Honda nine-month net profit doubles to $3.2 bn

Japanese automaker Honda said Thursday that its net profit for the nine months to December 2012 more than doubled to $3.2 billion as strong sales in North America and cost-cutting offset a strong yen.

The Honda Motors logo is displayed on a car in front of the Tokyo headquarters on July 30, 2010. Honda said Thursday that its net profit for the nine months to December 2012 more than doubled to $3.2 billion thanks to sales gains and cost-cutting.

The nation's third-biggest automaker said the net profit of 291.4 billion yen was up from 139.9 billion yen in the same period the previous year, while sales jumped 28.7 percent to 7.13 trillion yen.

However, it trimmed its net profit forecast to 370 billion yen for the year to March, down from a previous 375 billion yen.

This week Japan's biggest automakers -- Toyota, Nissan and Honda -- announced record sales for 2012, underscoring their recovery from the 2011 quake-tsunami that hit demand and production, while also highlighting strength in Asian and US markets.

Honda, Japan's number-three automaker, said it logged sales of 3.81 million vehicles for calendar 2012, up from 3.09 million in 2011.

That helped offset weakness in debt-hit Europe and a downturn in China stemming from a diplomatic row that sparked a consumer boycott of Japanese goods in China, the world's biggest vehicle market.

In October, Honda blamed the spat with Beijing, as well as a strong yen, for a 20 percent cut to its annual profit forecast.

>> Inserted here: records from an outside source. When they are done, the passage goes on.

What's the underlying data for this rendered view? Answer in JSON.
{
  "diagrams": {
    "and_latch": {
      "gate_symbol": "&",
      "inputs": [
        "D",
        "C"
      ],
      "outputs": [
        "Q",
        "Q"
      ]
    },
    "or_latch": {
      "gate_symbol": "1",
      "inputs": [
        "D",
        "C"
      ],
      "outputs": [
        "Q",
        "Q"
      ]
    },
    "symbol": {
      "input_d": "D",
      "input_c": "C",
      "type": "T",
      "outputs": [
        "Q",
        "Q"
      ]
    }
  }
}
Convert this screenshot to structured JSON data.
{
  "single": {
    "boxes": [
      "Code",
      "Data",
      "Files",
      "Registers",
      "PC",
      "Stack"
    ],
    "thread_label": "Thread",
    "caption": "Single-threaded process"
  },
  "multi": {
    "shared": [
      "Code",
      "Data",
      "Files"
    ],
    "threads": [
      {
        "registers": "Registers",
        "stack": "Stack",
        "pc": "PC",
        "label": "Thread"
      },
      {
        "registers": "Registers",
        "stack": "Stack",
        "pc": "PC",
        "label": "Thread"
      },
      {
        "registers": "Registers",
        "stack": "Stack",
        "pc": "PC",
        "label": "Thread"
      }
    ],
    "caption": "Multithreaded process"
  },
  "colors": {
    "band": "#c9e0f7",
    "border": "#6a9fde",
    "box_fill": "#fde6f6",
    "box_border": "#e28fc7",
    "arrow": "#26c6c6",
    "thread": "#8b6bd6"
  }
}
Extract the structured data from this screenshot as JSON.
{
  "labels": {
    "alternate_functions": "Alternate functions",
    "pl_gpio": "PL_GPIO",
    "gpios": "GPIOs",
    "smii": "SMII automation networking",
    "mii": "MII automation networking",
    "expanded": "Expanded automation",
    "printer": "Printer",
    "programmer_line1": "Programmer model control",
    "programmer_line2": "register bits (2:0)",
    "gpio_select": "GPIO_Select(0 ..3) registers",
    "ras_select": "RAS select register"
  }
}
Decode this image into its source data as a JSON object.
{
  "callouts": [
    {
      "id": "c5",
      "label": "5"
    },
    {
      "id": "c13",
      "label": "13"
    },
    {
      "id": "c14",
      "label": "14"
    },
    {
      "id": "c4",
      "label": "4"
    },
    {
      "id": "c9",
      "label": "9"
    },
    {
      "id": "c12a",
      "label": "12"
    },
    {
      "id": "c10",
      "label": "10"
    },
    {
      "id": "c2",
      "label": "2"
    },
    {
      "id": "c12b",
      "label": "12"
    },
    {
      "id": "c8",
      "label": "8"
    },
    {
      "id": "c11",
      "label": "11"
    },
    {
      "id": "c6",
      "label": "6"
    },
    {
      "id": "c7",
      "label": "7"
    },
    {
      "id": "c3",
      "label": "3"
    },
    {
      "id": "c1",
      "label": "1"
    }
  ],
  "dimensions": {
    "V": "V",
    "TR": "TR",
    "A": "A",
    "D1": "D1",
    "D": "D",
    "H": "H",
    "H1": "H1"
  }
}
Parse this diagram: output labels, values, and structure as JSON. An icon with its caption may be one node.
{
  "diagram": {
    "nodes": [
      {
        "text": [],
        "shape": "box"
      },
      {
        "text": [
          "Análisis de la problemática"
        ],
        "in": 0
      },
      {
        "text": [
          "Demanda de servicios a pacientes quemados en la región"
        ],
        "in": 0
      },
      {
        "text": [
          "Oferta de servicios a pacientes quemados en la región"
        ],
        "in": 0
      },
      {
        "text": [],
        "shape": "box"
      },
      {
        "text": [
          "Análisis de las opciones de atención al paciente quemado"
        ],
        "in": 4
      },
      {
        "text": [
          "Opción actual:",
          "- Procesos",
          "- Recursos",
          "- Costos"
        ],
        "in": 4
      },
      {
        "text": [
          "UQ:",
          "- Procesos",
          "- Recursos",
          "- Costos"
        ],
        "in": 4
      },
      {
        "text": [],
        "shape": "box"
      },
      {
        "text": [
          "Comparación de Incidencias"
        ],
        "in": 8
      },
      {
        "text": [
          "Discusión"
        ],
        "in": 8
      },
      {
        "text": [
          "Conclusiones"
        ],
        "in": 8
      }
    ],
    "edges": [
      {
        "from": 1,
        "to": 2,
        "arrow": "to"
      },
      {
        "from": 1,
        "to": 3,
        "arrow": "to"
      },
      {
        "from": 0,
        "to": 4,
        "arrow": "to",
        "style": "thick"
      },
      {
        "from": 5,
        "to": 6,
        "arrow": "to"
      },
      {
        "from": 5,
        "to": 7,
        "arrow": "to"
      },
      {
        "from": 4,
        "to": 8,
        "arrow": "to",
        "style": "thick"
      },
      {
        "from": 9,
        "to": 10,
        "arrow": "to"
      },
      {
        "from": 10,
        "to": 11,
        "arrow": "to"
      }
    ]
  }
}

The long-standing row flared in September when Tokyo nationalised some of a tiny East China Sea archipelago that is also claimed by Beijing, setting off huge demonstrations across China and the boycott.

Japanese factories and businesses across China temporarily closed or scaled back operations over fears of being targeted by angry mobs.

In a bright spot for Japanese manufacturers, the yen has weakened as a new conservative government swept to power with promises to fix the economy and press the central bank for aggressive easing measures.

Analysts say Japanese automakers would likely see a boost in their results as the weaker yen makes their products more competitive overseas and affects the value of income earned overseas.

"The recent yen depreciation is sizeable enough to allow major Japanese carmakers to boost profit," said Tatsuya Mizuno, auto analyst at Mizuno Credit Advisory in Tokyo.